To help families, neurologis­ts and other healthcare providers make treatment decisions, the AAN has issued a new guideline based on careful review of available scientific studies to address four types of sleep problems: refusing to go to bed, stalling, or needing a parent or caregiver present until falling asleep; trouble falling asleep and staying asleep; sleeping for only short periods of time or not getting enough total sleep each night; as well as associated daytime behavior problems.

Published recently in Neurology, the medical journal of the AAN, the guideline is endorsed by the American Academy of Sleep Medicine, Autism Speaks, the Child Neurology Society, and the Society for Developmen­tal and Behavioral Pediatrics.
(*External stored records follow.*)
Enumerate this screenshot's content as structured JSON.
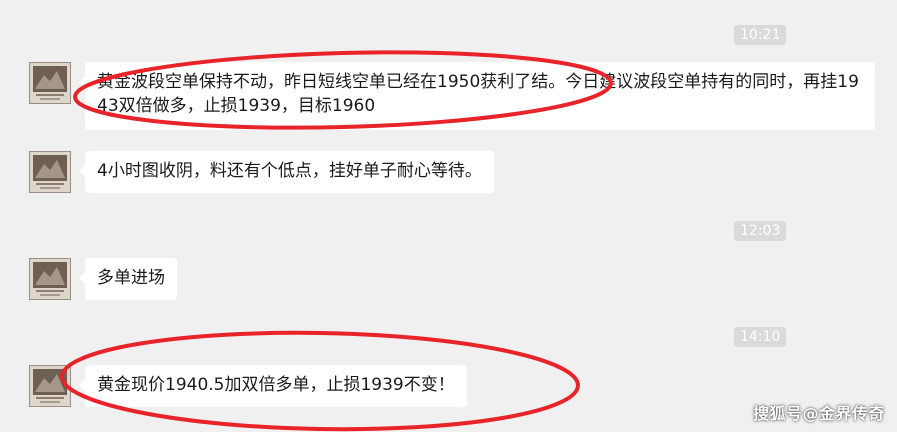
{
  "messages": [
    {
      "time": "10:21",
      "text": "黄金波段空单保持不动，昨日短线空单已经在1950获利了结。今日建议波段空单持有的同时，再挂1943双倍做多，止损1939，目标1960"
    },
    {
      "text": "4小时图收阴，料还有个低点，挂好单子耐心等待。"
    },
    {
      "time": "12:03",
      "text": "多单进场"
    },
    {
      "time": "14:10",
      "text": "黄金现价1940.5加双倍多单，止损1939不变！"
    }
  ],
  "watermark": "搜狐号@金界传奇",
  "colors": {
    "background": "#f0f0f0",
    "bubble": "#ffffff",
    "timestamp_bg": "#dadada",
    "annotation": "#e8232a"
  },
  "icons": [
    "avatar-image"
  ]
}
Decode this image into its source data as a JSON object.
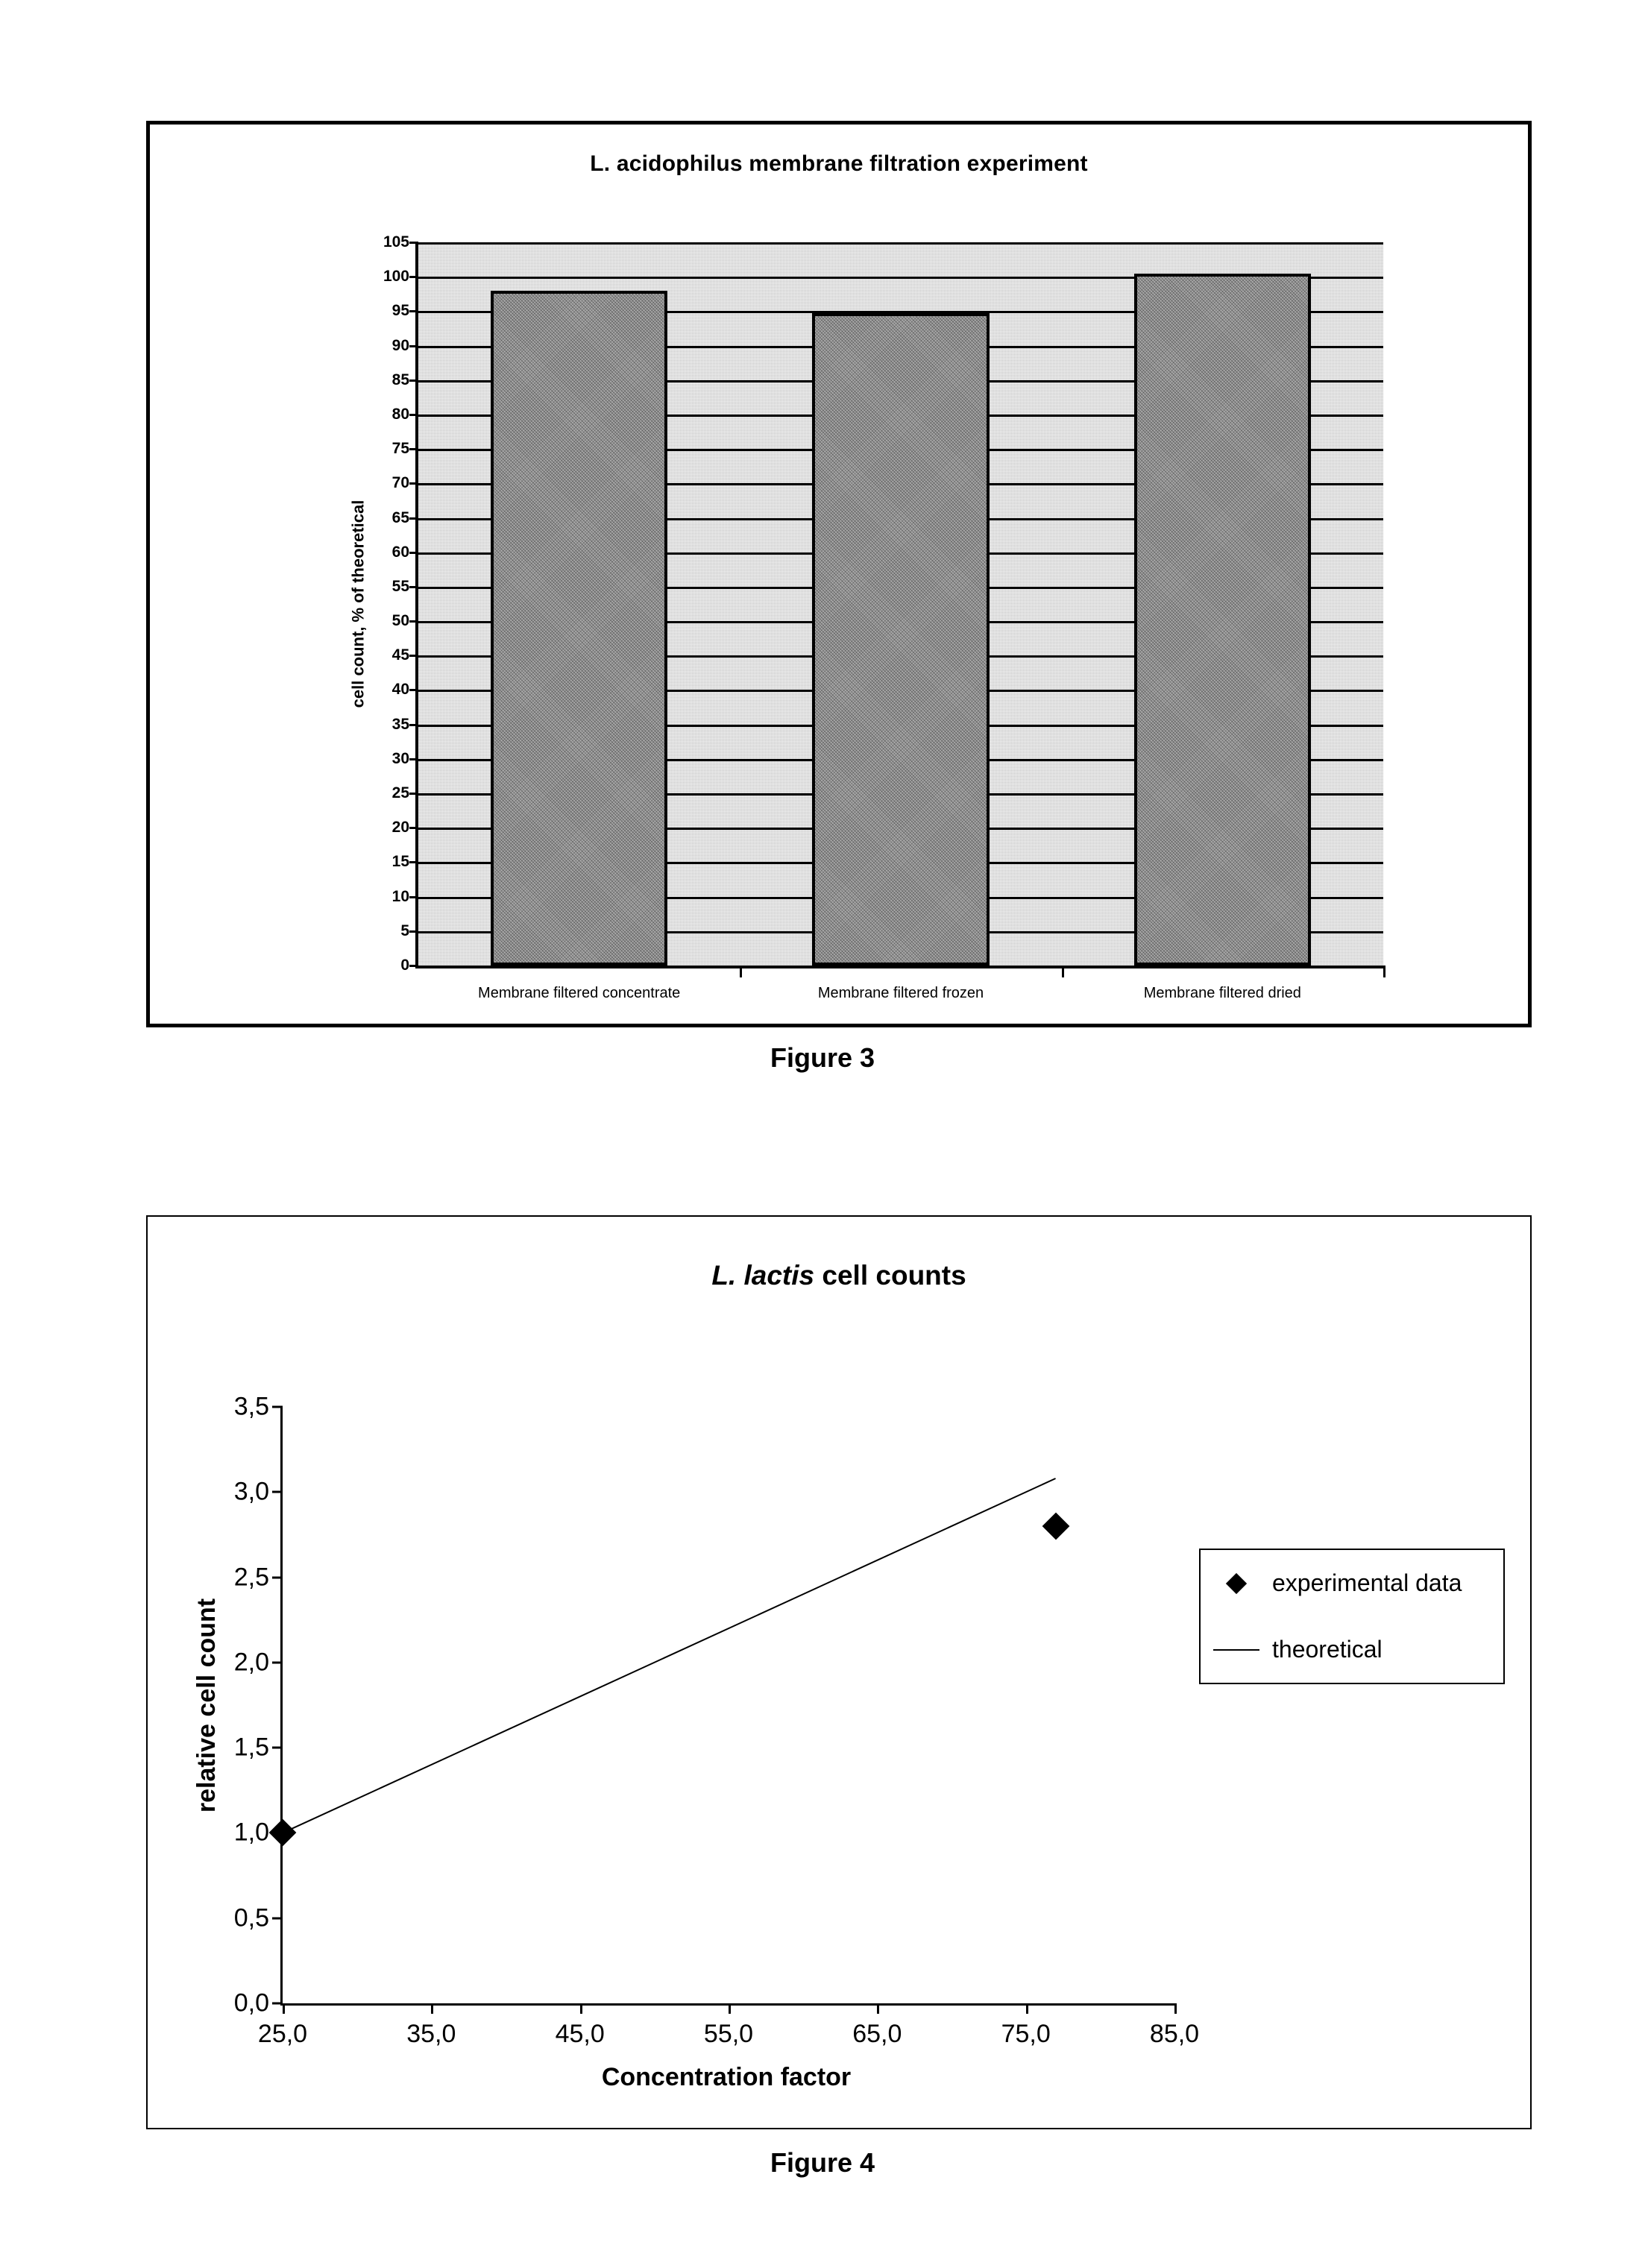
{
  "figures": [
    {
      "caption": "Figure 3",
      "chart_data": {
        "type": "bar",
        "title": "L. acidophilus membrane filtration experiment",
        "xlabel": "",
        "ylabel": "cell count, % of theoretical",
        "categories": [
          "Membrane filtered concentrate",
          "Membrane filtered frozen",
          "Membrane filtered dried"
        ],
        "values": [
          98,
          94.7,
          100.5
        ],
        "ylim": [
          0,
          105
        ],
        "ytick_step": 5,
        "yticks": [
          0,
          5,
          10,
          15,
          20,
          25,
          30,
          35,
          40,
          45,
          50,
          55,
          60,
          65,
          70,
          75,
          80,
          85,
          90,
          95,
          100,
          105
        ],
        "ytick_labels": [
          "0",
          "5",
          "10",
          "15",
          "20",
          "25",
          "30",
          "35",
          "40",
          "45",
          "50",
          "55",
          "60",
          "65",
          "70",
          "75",
          "80",
          "85",
          "90",
          "95",
          "100",
          "105"
        ],
        "grid": true,
        "legend": false,
        "plot_background": "#c8c8c8",
        "bar_fill": "#a8a8a8",
        "bar_edge": "#000000"
      }
    },
    {
      "caption": "Figure 4",
      "chart_data": {
        "type": "scatter",
        "title_species": "L. lactis",
        "title_rest": " cell counts",
        "title": "L. lactis cell counts",
        "xlabel": "Concentration factor",
        "ylabel": "relative cell count",
        "xlim": [
          25.0,
          85.0
        ],
        "ylim": [
          0.0,
          3.5
        ],
        "xticks": [
          25.0,
          35.0,
          45.0,
          55.0,
          65.0,
          75.0,
          85.0
        ],
        "xtick_labels": [
          "25,0",
          "35,0",
          "45,0",
          "55,0",
          "65,0",
          "75,0",
          "85,0"
        ],
        "yticks": [
          0.0,
          0.5,
          1.0,
          1.5,
          2.0,
          2.5,
          3.0,
          3.5
        ],
        "ytick_labels": [
          "0,0",
          "0,5",
          "1,0",
          "1,5",
          "2,0",
          "2,5",
          "3,0",
          "3,5"
        ],
        "grid": false,
        "legend_position": "right",
        "series": [
          {
            "name": "experimental data",
            "marker": "diamond",
            "type": "scatter",
            "x": [
              25.0,
              77.0
            ],
            "y": [
              1.0,
              2.8
            ]
          },
          {
            "name": "theoretical",
            "marker": "line",
            "type": "line",
            "x": [
              25.0,
              77.0
            ],
            "y": [
              1.0,
              3.08
            ]
          }
        ]
      }
    }
  ]
}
The American Epilepsy Society has affirmed its value to epileptolo­gists.

Recommenda­tions and insights from the new guideline include:

• There are many factors that may contribute to sleep challenges, including medicines, other health conditions, emotional disorders, and family and social factors. A knowledgea­ble clinician should do a thorough evaluation and address problems caused by medication­s or other medical conditions first.

• After other potential treatable causes of the sleep problems have been ruled out, children with autism spectrum disorder may benefit from behavioral treatments, such as setting up a consistent sleep routine with regular bedtimes and wake times, choosing a bedtime close to when the child usually gets sleepy, and prohibitin­g use of electronic devices close to bedtime.

• If behavioral strategies alone don’t work, healthcare providers should consider prescribin­g melatonin, a hormone that tells the brain when and how long to sleep.

Studies suggest that the artificial form of melatonin is safe and effective for children and teens with autism for a period of up to three months.

• No evidence was found that routine use of weighted blankets or specialize­d mattress technologi­es improve sleep.